Show that if $f$ and $g$ are two (extended) measurable functions over ($X,\sigma(X),\mu$), then $\{m\in X:f(m)\ge g(m) \}$ is measurable.
I know that in order to have $f:X\rightarrow \Bbb R \bigcup \{\infty,-\infty \}$ as a measurable function, {$x: f(x)\gt \alpha$} $\in \sigma(x)$ for all $\alpha \in \Bbb R$. I also know how to prove $af+bg,fg$ ($a,b \in \Bbb R$) and so on are measurable, but not sure how to prove the above condition. Could someone provide a proof please? Thanks.
On
Define $$ \phi(x,y) = \begin{cases}x - y &\text{ if } x \geq y \\ 0 &\text{ if } x = \infty \lor y = -\infty \\ -1 &\text{ if } x = -\infty \land y =\infty \end{cases} $$ Then $S = \{x \in X\mid f(x) \geq g(x)\} = \{x \in X\mid \phi(f(x),g(x)) \geq 0\}$.
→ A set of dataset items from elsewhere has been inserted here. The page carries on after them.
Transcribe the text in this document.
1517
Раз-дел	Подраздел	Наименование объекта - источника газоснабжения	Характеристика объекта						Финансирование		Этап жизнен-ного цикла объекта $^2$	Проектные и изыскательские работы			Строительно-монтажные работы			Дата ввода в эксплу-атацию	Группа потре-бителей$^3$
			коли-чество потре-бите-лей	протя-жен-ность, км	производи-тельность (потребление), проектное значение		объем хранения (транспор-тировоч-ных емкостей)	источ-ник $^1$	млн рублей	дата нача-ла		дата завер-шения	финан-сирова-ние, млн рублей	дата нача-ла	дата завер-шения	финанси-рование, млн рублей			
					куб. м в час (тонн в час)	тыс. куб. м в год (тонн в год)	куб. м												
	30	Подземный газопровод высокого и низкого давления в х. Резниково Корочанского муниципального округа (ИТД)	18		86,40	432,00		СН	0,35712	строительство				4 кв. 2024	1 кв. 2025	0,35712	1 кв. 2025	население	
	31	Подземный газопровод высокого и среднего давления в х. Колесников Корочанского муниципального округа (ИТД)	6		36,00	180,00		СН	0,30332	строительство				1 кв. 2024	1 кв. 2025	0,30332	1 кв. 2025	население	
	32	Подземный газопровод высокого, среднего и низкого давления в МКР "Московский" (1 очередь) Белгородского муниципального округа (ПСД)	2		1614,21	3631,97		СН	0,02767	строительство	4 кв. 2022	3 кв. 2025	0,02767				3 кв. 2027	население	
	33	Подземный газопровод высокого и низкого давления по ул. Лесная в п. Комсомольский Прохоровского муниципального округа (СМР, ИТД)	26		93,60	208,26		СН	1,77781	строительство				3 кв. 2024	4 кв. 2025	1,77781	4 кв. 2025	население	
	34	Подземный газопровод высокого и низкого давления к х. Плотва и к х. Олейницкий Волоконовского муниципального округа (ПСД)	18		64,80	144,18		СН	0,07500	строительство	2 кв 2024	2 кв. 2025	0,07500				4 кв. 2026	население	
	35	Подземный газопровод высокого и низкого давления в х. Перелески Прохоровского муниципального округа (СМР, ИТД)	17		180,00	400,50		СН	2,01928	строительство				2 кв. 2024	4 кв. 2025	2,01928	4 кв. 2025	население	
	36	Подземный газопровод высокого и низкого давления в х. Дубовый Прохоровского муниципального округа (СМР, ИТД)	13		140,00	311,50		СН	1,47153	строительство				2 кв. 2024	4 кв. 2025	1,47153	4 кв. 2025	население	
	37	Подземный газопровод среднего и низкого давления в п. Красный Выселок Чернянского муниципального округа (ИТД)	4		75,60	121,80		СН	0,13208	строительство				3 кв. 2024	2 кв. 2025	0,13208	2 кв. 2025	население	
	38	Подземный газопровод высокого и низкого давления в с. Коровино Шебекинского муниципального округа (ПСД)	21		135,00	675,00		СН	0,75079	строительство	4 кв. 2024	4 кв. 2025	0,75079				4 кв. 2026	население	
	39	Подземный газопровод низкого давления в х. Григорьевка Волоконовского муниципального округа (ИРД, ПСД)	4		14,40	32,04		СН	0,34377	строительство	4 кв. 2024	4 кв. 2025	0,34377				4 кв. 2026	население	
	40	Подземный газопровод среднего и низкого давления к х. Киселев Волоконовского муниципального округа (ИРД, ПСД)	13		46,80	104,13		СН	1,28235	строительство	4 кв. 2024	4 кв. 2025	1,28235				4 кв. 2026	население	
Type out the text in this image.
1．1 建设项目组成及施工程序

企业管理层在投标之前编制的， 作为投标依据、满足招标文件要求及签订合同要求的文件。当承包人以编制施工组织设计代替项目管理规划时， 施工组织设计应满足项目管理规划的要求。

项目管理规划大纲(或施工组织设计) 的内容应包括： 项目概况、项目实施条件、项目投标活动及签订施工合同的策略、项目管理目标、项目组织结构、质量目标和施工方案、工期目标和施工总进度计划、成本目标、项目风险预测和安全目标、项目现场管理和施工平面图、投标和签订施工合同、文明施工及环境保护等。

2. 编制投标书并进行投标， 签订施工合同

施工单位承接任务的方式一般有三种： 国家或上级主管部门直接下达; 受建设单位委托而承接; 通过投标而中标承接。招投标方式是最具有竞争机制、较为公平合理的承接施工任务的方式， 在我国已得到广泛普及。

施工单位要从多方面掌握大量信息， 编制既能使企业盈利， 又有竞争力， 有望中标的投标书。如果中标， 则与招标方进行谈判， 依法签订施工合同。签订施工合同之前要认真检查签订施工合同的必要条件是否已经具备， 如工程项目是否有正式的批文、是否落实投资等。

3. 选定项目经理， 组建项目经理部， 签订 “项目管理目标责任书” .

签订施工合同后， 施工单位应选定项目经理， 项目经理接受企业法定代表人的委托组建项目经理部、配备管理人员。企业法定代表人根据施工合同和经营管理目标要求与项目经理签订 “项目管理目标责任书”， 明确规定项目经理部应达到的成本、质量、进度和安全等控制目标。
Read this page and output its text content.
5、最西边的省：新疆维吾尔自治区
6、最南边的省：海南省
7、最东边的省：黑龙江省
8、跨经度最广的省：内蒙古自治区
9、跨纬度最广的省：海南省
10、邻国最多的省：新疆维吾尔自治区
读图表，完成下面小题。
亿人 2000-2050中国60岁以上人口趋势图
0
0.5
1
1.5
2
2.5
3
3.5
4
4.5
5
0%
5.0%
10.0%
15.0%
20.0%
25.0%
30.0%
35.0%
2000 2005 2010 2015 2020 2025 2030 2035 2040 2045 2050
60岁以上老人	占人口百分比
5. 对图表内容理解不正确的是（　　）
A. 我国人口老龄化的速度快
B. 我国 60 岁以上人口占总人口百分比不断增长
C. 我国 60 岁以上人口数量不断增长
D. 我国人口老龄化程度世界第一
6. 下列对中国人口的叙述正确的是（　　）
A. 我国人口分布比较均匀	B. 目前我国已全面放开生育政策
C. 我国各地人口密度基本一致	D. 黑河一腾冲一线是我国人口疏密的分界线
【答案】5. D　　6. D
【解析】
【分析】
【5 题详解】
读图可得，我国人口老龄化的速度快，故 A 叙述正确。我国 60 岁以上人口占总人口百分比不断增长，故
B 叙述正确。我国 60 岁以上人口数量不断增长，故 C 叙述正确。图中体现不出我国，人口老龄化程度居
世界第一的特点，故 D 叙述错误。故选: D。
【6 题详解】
It remains to prove that $\phi$ is $(\sigma(X)^2,\mathcal{B}(\overline{\mathbb{R}}))$-measurable.
To show this, you can use the fact that for any measurable space $(X,\Sigma)$, $f:X \to \overline{\mathbb{R}}$ is measurable if and only if $f^{-1}[\{\pm\infty\}] \in \Sigma$ and $f$ is measurable on $f^{-1}[\mathbb{R}]$. The latter is implied by continuity.
$$\{m \in X : f(m) \geq g(m)\} = \bigcap_{q\in \mathbb{Q}}(\{m \in X: f(m) \geq q\} \cup \{m \in X: q \geq g(m)\}).$$
As a countable intersection of finite unions of measurable sets, this set is also measurable.